Astor Piazzola

Revolucionario

Lautaro Greco (Bandoneon), Sebastián Prusak (Violine), Cristian Zárate (Klavier), Sergio Rivas (Kontrabass), germanischen Martínez (Gitarre), Ltg. Julián Vat (Flöte und Saxofon)

Rubrik: CDs
Verlag/Label: East 54 Entertainment
erschienen in: das Orchester 09/2019 , Seite 69

Er wuchs mit dem Jazz von New York auf, entdeckte als Teenager die Musik von Johann Sebastian Bach, studierte später in Argentinien Komposition bei Alberto Ginastera und analysierte die Werke von Igor Strawinsky. Als Komponist hegte Astor Piazzolla die höchsten Ambitionen. Dass er nebenbei auch Bandoneon spielte im Tango-Orchester von Aníbal Troilo, war ihm eher peinlich. Doch als er mit 32 Jahren zu Nadia Boulanger nach Paris ging, bemerkte die geniale Musikpädagogin sofort, dass das Klavier nicht sein eigentliches Instrument war – und dass er sich in seinen Kompositionen eher versteckte als offenbarte. Boulanger ermahnte ihn dringend, seine Wurzeln im argentinischen Tango nicht zu verleugnen, sondern sie zur Grundlage seines Schaffens zu machen. Piazzolla erzählte: „Plötzlich war ich wie befreit. Ich nahm alle meine Kompositionen, zehn Jahre meines Lebens, und warf sie innerhalb von zwei Sekunden weg.“

Stattdessen schuf er 1955, was dann als „Tango Nuevo“ berühmt werden sollte – eine stolze und dramatische Musik mit Elementen aus modernem Jazz, barocker Polyfonie und zeitgenössischer Polytonalität. Als ideale Besetzung gründete Piazzolla ein Quintett mit Bandoneon, Violine, Piano, Gitarre und Kontrabass. Das Bandoneon (Piazzollas eigener Part) bildet den Mittelpunkt, die Violine sorgt für die romanzenhaften Momente, elektrische Gitarre und Kontrabass reflektieren auch den Klang des Cool Jazz, das Klavier schlägt die Brücken. Eine Tangomusik zum Zuhören, nicht zum Tanzen. In Argentinien stieß Piazzolla damit zunächst auf wenig Gegenliebe. Der „Revolutionär“ wurde vielfach bedroht und verleumdet, auch mit Troilo kam es zum Zerwürfnis. Der große Erfolg kam erst um 1980 und im Ausland. Auf internationalen Festivals wurde Piazzollas Quintett damals als eine Art „World Jazz“ rezipiert. Seine Exil-Musik schien ein neues Argentinien zu beschwören – gegen die herrschende Militärdiktatur.
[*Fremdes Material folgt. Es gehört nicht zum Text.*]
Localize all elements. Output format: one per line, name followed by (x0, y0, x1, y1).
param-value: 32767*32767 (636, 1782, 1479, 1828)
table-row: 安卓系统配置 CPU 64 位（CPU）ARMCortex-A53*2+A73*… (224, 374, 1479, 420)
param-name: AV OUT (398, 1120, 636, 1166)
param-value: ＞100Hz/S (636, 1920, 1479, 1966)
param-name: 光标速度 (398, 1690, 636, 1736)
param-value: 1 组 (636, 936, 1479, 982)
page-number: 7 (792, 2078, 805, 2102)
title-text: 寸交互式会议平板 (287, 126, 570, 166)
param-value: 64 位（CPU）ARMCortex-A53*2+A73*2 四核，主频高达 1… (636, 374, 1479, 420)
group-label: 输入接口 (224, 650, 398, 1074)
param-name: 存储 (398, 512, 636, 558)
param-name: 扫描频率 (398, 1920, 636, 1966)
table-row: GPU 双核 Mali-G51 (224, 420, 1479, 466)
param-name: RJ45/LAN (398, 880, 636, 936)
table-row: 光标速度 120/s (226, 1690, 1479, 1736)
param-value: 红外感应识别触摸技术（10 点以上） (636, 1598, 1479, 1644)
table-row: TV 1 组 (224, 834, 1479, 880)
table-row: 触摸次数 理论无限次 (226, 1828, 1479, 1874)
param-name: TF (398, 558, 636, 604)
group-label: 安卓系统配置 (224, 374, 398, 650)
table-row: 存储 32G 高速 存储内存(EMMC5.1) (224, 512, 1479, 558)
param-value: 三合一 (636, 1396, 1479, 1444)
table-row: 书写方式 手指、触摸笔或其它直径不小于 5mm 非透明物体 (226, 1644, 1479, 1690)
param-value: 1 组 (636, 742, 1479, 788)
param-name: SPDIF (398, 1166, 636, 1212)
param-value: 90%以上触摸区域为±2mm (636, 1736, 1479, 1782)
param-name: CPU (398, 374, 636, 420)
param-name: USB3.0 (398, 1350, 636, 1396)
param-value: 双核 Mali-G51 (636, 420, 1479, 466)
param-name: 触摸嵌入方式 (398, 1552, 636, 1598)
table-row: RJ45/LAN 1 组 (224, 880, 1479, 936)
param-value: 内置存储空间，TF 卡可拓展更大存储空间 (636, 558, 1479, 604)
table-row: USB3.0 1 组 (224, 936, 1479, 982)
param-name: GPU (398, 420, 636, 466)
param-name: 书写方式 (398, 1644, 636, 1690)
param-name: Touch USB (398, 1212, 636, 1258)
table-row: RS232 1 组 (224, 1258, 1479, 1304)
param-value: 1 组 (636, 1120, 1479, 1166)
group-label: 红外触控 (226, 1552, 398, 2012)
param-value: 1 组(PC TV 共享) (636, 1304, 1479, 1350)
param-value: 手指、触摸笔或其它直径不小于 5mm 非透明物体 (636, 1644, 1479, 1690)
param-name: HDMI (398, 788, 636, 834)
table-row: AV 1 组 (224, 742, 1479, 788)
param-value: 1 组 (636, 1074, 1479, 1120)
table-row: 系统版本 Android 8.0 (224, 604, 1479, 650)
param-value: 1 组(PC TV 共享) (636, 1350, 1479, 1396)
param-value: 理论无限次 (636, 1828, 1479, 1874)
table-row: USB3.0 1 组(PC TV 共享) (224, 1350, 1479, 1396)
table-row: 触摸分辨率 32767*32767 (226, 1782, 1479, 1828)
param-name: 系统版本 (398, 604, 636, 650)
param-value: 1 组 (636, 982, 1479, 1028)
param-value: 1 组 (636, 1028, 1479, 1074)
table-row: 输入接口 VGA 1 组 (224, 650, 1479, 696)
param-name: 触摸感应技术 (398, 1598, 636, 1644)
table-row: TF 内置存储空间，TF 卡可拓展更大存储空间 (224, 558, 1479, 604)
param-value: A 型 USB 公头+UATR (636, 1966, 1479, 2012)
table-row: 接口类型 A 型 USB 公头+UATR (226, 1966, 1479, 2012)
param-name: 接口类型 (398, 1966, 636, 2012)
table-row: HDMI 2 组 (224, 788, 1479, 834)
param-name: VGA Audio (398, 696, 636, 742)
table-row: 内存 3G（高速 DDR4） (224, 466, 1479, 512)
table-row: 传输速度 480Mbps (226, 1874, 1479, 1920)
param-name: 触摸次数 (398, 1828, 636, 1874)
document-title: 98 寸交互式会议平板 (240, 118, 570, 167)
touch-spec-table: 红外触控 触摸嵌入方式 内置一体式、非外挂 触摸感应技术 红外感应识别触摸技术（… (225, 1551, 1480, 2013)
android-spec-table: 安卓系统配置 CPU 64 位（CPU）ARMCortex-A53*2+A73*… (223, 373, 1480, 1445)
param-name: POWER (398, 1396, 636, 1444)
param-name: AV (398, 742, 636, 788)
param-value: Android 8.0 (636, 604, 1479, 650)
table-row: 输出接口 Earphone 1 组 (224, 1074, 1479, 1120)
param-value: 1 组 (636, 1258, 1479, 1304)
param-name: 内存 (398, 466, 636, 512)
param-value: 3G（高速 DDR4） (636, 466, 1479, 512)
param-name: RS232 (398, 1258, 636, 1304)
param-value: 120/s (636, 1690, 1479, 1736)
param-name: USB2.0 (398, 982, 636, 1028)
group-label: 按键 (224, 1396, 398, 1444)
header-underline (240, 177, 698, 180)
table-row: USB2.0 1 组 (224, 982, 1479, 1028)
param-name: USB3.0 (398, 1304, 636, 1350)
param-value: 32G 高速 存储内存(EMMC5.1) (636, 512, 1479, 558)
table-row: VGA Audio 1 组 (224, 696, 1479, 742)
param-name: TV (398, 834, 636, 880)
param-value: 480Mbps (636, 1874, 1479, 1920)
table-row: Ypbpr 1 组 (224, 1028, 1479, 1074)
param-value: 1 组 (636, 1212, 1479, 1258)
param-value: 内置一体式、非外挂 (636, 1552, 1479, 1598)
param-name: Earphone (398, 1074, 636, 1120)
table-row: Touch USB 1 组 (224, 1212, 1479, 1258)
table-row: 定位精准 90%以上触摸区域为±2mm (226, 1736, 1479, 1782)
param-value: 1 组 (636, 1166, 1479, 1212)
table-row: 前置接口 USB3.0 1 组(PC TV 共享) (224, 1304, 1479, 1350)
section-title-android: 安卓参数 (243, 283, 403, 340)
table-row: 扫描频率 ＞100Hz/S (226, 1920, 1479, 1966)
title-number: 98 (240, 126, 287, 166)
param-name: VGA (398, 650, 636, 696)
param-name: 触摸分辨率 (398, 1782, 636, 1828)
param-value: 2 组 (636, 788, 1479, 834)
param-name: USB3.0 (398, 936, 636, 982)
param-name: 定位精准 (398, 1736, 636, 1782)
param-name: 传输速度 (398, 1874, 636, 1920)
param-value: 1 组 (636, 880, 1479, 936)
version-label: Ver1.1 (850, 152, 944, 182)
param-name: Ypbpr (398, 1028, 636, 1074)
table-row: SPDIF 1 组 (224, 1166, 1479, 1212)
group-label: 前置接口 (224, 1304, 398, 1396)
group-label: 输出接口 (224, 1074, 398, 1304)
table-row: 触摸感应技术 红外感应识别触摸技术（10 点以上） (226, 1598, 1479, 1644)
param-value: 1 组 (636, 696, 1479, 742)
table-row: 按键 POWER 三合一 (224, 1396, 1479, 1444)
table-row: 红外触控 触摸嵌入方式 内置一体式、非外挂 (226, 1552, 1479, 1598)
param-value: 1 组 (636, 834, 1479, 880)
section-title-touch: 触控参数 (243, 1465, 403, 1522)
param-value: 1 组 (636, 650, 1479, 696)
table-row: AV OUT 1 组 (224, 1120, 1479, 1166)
Nach seinem Tod (1992) initiierte Piazzollas Witwe die Neugründung der legendären Quintettformation. Im unüberschaubaren Meer der Piazzolla-Adaptionen und -Bearbeitungen ist das Quintetto Astor Piazzolla heute der wahre Hüter des Erbes. Zwölf ausgewählte Kompositionen Piazzollas erklingen hier in kompromissloser Meisterschaft. Das Ensemble glänzt durch Virtuosität und Präzision, auch in den technisch raffiniertesten und rasantesten Stücken wie Chin Chin, Milonga Loca und Fracanapa. In den improvisierten Passagen wissen die Musiker originelle Akzente zu setzen – auffällig der jazzaffine Pianist Cristian Zárate. Die Wahl der Tempi, die teilweise von Piazzollas Versionen leicht abweichen, überzeugt. Alle Details der Ausführung sind stimmig – bis hin zu den Kratzrhythmen und Glissandi der Violine. Fast jedes von Piazzollas Stücken kommt dabei als eine Art von Miniatur-Concerto daher, mit Brüchen in Tempo und Ausdruck. Auch aufnahmetechnisch klang Piazzollas Musik selten überzeugender als hier.